3.5 In het traject daarna vonden adviesgesprekken plaats met klaagster en haar ex-partner over de bevindingen vanuit het onderzoek. Op 9 mei 2022 werd een gesprek gevoerd door twee collega’s van de orthopedagoog-generalist, klaagster en haar ex-partner over de overdracht van het onderzoek. Klaagster heeft vervolgens meermaals kritiek geuit op de rapportage, en op 30 mei 2022 ook per e-mail kenbaar gemaakt dat zij niet langer wilde deelnemen aan de gezamenlijke gesprekken met haar ex-partner (vanuit ‘Kinderen uit de knel’). Op 11 juli 2022 heeft een gesprek plaatsgevonden tussen klaagster, de orthopedagoog-generalist en de regiebehandelaar. Afgesproken werd onder meer dat de orthopedagoog-generalist de geadviseerde gesprekken met beide ouders afzonderlijk zou gaan voeren.

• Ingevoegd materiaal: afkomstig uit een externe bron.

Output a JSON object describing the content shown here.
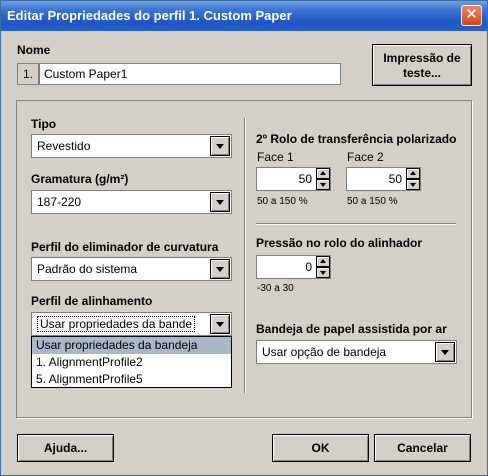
{
  "window": {
    "title": "Editar Propriedades do perfil 1. Custom Paper",
    "close_glyph": "✕"
  },
  "name_section": {
    "label": "Nome",
    "index": "1.",
    "value": "Custom Paper1"
  },
  "test_button": {
    "line1": "Impressão de",
    "line2": "teste..."
  },
  "type": {
    "label": "Tipo",
    "value": "Revestido"
  },
  "weight": {
    "label": "Gramatura (g/m²)",
    "value": "187-220"
  },
  "decurler": {
    "label": "Perfil do eliminador de curvatura",
    "value": "Padrão do sistema"
  },
  "alignment": {
    "label": "Perfil de alinhamento",
    "value": "Usar propriedades da bande",
    "options": [
      "Usar propriedades da bandeja",
      "1. AlignmentProfile2",
      "5. AlignmentProfile5"
    ]
  },
  "transfer_roll": {
    "label": "2º Rolo de transferência polarizado",
    "face1_label": "Face 1",
    "face1_value": "50",
    "face1_range": "50 a 150 %",
    "face2_label": "Face 2",
    "face2_value": "50",
    "face2_range": "50 a 150 %"
  },
  "registration_roll": {
    "label": "Pressão no rolo do alinhador",
    "value": "0",
    "range": "-30 a 30"
  },
  "assisted_tray": {
    "label": "Bandeja de papel assistida por ar",
    "value": "Usar opção de bandeja"
  },
  "footer": {
    "help": "Ajuda...",
    "ok": "OK",
    "cancel": "Cancelar"
  }
}
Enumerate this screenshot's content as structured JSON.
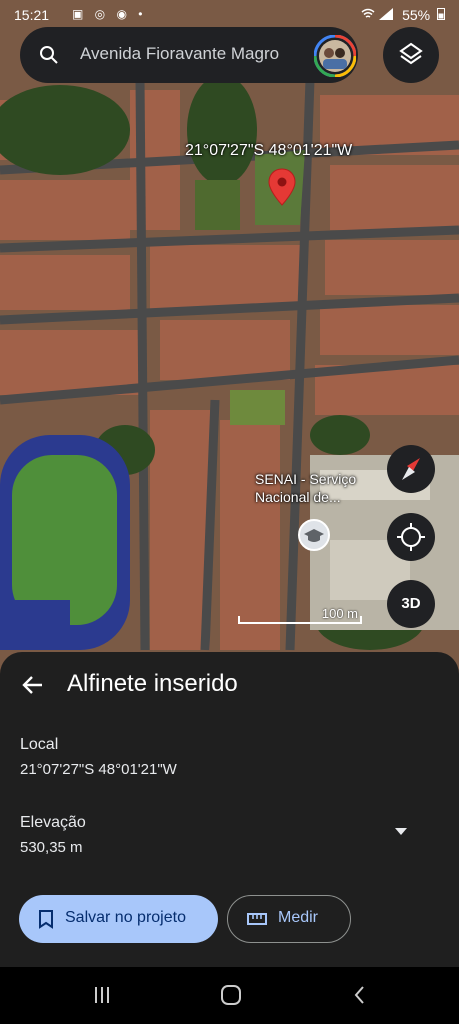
{
  "status_bar": {
    "time": "15:21",
    "battery": "55%",
    "notification_icons": "▣ ◎ ◉ •",
    "signal_icons": "wifi-icon lte-icon signal-icon"
  },
  "search": {
    "query": "Avenida Fioravante Magro"
  },
  "map": {
    "pin_coordinates": "21°07'27\"S 48°01'21\"W",
    "poi_label": "SENAI - Serviço Nacional de...",
    "scale_label": "100 m",
    "pin_color": "#e53935"
  },
  "controls": {
    "view_3d": "3D"
  },
  "sheet": {
    "title": "Alfinete inserido",
    "local_label": "Local",
    "local_value": "21°07'27\"S 48°01'21\"W",
    "elevation_label": "Elevação",
    "elevation_value": "530,35 m",
    "save_button": "Salvar no projeto",
    "measure_button": "Medir"
  },
  "colors": {
    "accent": "#a8c7fa",
    "sheet_bg": "#1f1f1f",
    "control_bg": "#202124"
  }
}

3.6 In de periode daarop volgend vonden meerdere discussies en mailwisselingen plaats over de wijze van communiceren tussen de beide ouders. Op 7 september 2022 berichtte de orthopedagoog-generalist de beide ouders dat zij de in oktober 2022 geplande eindevaluatie naar voren wilde halen.

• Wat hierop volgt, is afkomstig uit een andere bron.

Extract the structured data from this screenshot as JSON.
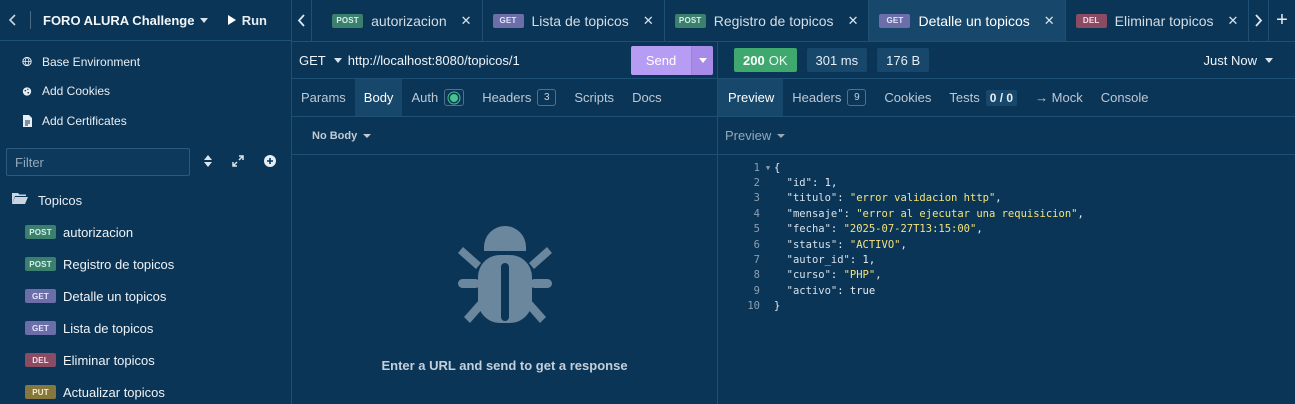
{
  "sidebar": {
    "project_title": "FORO ALURA Challenge",
    "run_label": "Run",
    "env_items": [
      {
        "label": "Base Environment",
        "icon": "globe-icon"
      },
      {
        "label": "Add Cookies",
        "icon": "cookie-icon"
      },
      {
        "label": "Add Certificates",
        "icon": "certificate-icon"
      }
    ],
    "filter_placeholder": "Filter",
    "folder_name": "Topicos",
    "requests": [
      {
        "method": "POST",
        "label": "autorizacion"
      },
      {
        "method": "POST",
        "label": "Registro de topicos"
      },
      {
        "method": "GET",
        "label": "Detalle un topicos"
      },
      {
        "method": "GET",
        "label": "Lista de topicos"
      },
      {
        "method": "DEL",
        "label": "Eliminar topicos"
      },
      {
        "method": "PUT",
        "label": "Actualizar topicos"
      }
    ]
  },
  "tabs": [
    {
      "method": "POST",
      "label": "autorizacion",
      "active": false
    },
    {
      "method": "GET",
      "label": "Lista de topicos",
      "active": false
    },
    {
      "method": "POST",
      "label": "Registro de topicos",
      "active": false
    },
    {
      "method": "GET",
      "label": "Detalle un topicos",
      "active": true
    },
    {
      "method": "DEL",
      "label": "Eliminar topicos",
      "active": false
    }
  ],
  "request": {
    "method": "GET",
    "url": "http://localhost:8080/topicos/1",
    "send_label": "Send",
    "tabs": {
      "params": "Params",
      "body": "Body",
      "auth": "Auth",
      "headers": "Headers",
      "headers_count": "3",
      "scripts": "Scripts",
      "docs": "Docs"
    },
    "body_type": "No Body",
    "empty_message": "Enter a URL and send to get a response"
  },
  "response": {
    "status_code": "200",
    "status_text": "OK",
    "time": "301 ms",
    "size": "176 B",
    "when": "Just Now",
    "tabs": {
      "preview": "Preview",
      "headers": "Headers",
      "headers_count": "9",
      "cookies": "Cookies",
      "tests": "Tests",
      "tests_count": "0 / 0",
      "mock": "→ Mock",
      "console": "Console"
    },
    "preview_mode": "Preview",
    "json_lines": [
      {
        "n": "1",
        "key": "",
        "val": "",
        "raw": "{"
      },
      {
        "n": "2",
        "key": "\"id\"",
        "val": "1",
        "type": "n",
        "comma": ","
      },
      {
        "n": "3",
        "key": "\"titulo\"",
        "val": "\"error validacion http\"",
        "type": "s",
        "comma": ","
      },
      {
        "n": "4",
        "key": "\"mensaje\"",
        "val": "\"error al ejecutar una requisicion\"",
        "type": "s",
        "comma": ","
      },
      {
        "n": "5",
        "key": "\"fecha\"",
        "val": "\"2025-07-27T13:15:00\"",
        "type": "s",
        "comma": ","
      },
      {
        "n": "6",
        "key": "\"status\"",
        "val": "\"ACTIVO\"",
        "type": "s",
        "comma": ","
      },
      {
        "n": "7",
        "key": "\"autor_id\"",
        "val": "1",
        "type": "n",
        "comma": ","
      },
      {
        "n": "8",
        "key": "\"curso\"",
        "val": "\"PHP\"",
        "type": "s",
        "comma": ","
      },
      {
        "n": "9",
        "key": "\"activo\"",
        "val": "true",
        "type": "n",
        "comma": ""
      },
      {
        "n": "10",
        "key": "",
        "val": "",
        "raw": "}"
      }
    ]
  },
  "colors": {
    "background": "#0b3556",
    "send_button": "#b69cf2",
    "status_ok": "#3ea86f",
    "post_badge": "#3b7f6d",
    "get_badge": "#6b6ea8",
    "del_badge": "#8a4b63",
    "put_badge": "#86783c"
  }
}
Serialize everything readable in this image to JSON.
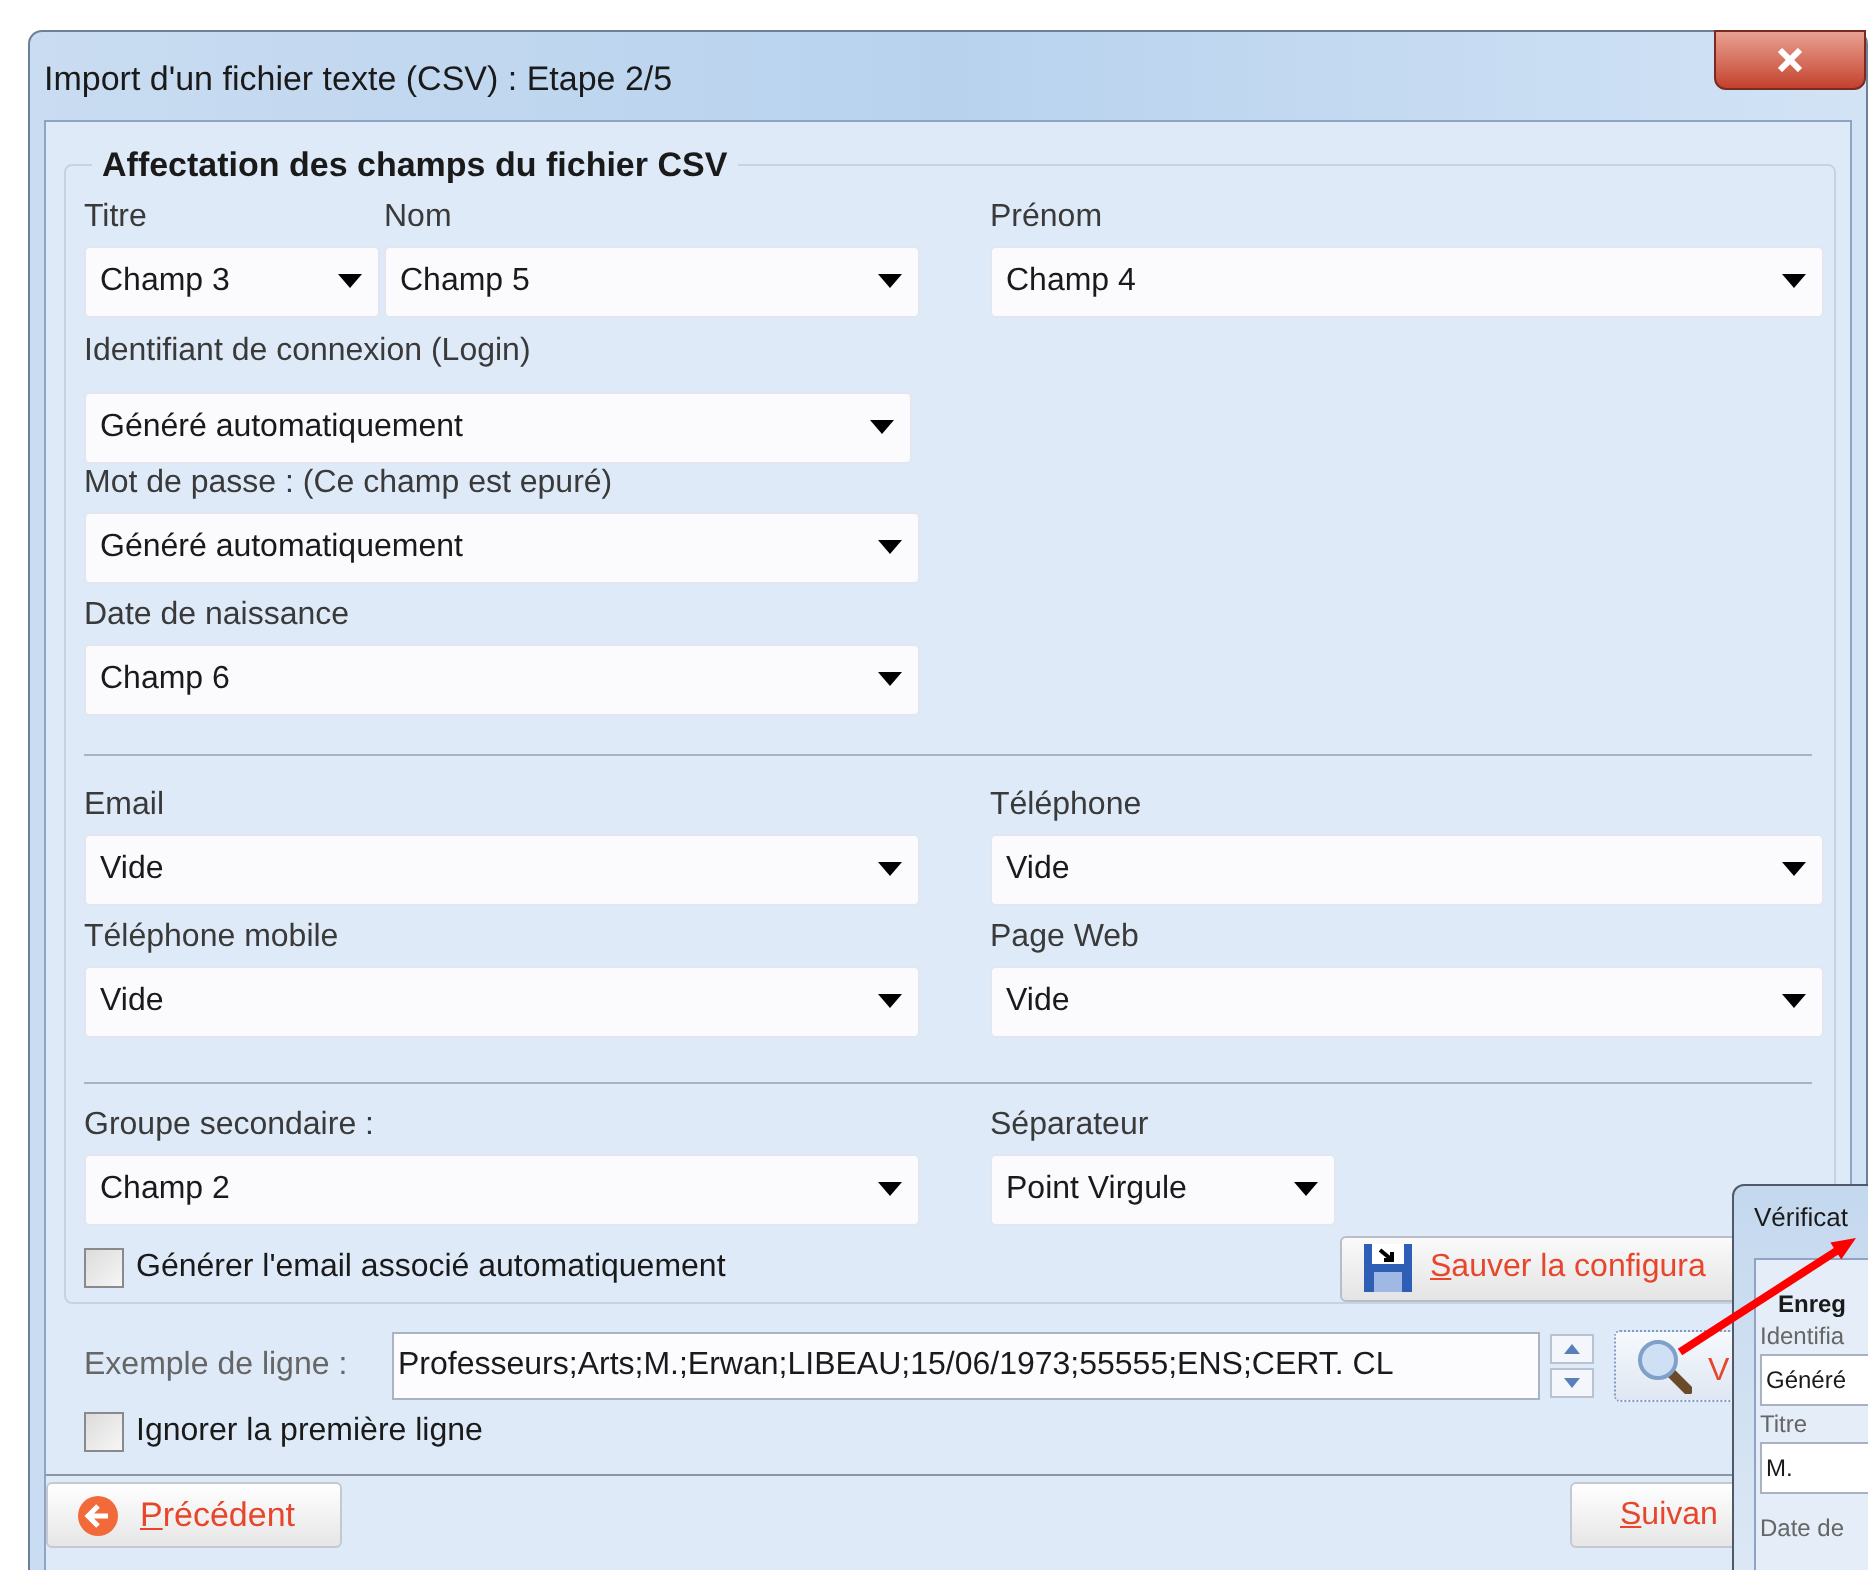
{
  "window": {
    "title": "Import d'un fichier texte (CSV) : Etape 2/5"
  },
  "group": {
    "title": "Affectation des champs du fichier CSV"
  },
  "name_fields": [
    {
      "label": "Titre",
      "value": "Champ 3"
    },
    {
      "label": "Nom",
      "value": "Champ 5"
    },
    {
      "label": "Prénom",
      "value": "Champ 4"
    }
  ],
  "left_fields": [
    {
      "label": "Identifiant de connexion (Login)",
      "value": "Généré automatiquement"
    },
    {
      "label": "Mot de passe : (Ce champ est epuré)",
      "value": "Généré automatiquement"
    },
    {
      "label": "Date de naissance",
      "value": "Champ 6"
    }
  ],
  "contact_fields": [
    {
      "label": "Email",
      "value": "Vide"
    },
    {
      "label": "Téléphone",
      "value": "Vide"
    },
    {
      "label": "Téléphone mobile",
      "value": "Vide"
    },
    {
      "label": "Page Web",
      "value": "Vide"
    }
  ],
  "group_field": {
    "label": "Groupe secondaire :",
    "value": "Champ 2"
  },
  "separator_field": {
    "label": "Séparateur",
    "value": "Point Virgule"
  },
  "generate_email": {
    "label": "Générer l'email associé automatiquement",
    "checked": false
  },
  "save_button": {
    "label": "Sauver la configura"
  },
  "sample": {
    "label": "Exemple de ligne :",
    "value": "Professeurs;Arts;M.;Erwan;LIBEAU;15/06/1973;55555;ENS;CERT. CL"
  },
  "view_button": {
    "label": "V"
  },
  "ignore_first_line": {
    "label": "Ignorer la première ligne",
    "checked": false
  },
  "prev_button": {
    "label": "Précédent"
  },
  "next_button": {
    "label": "Suivan"
  },
  "overlay_window": {
    "title": "Vérificat",
    "group_title": "Enreg",
    "fields": [
      {
        "label": "Identifia",
        "value": "Généré"
      },
      {
        "label": "Titre",
        "value": "M."
      }
    ],
    "trailing_label": "Date de"
  }
}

3.7 Op 26 september 2022 heeft met beide ouders afzonderlijk de eindevaluatie plaatsgevonden. De orthopedagoog-generalist heeft klaagster daarin geïnformeerd dat zij, na anoniem overleg, op advies van Veilig Thuis een melding zou doen, omdat er zorgen waren over de ontwikkeling van de dochter van klaagster vanwege de spanning die zij ervoer door de communicatiewijze tussen de ouders. Klaagster was het niet eens met deze melding.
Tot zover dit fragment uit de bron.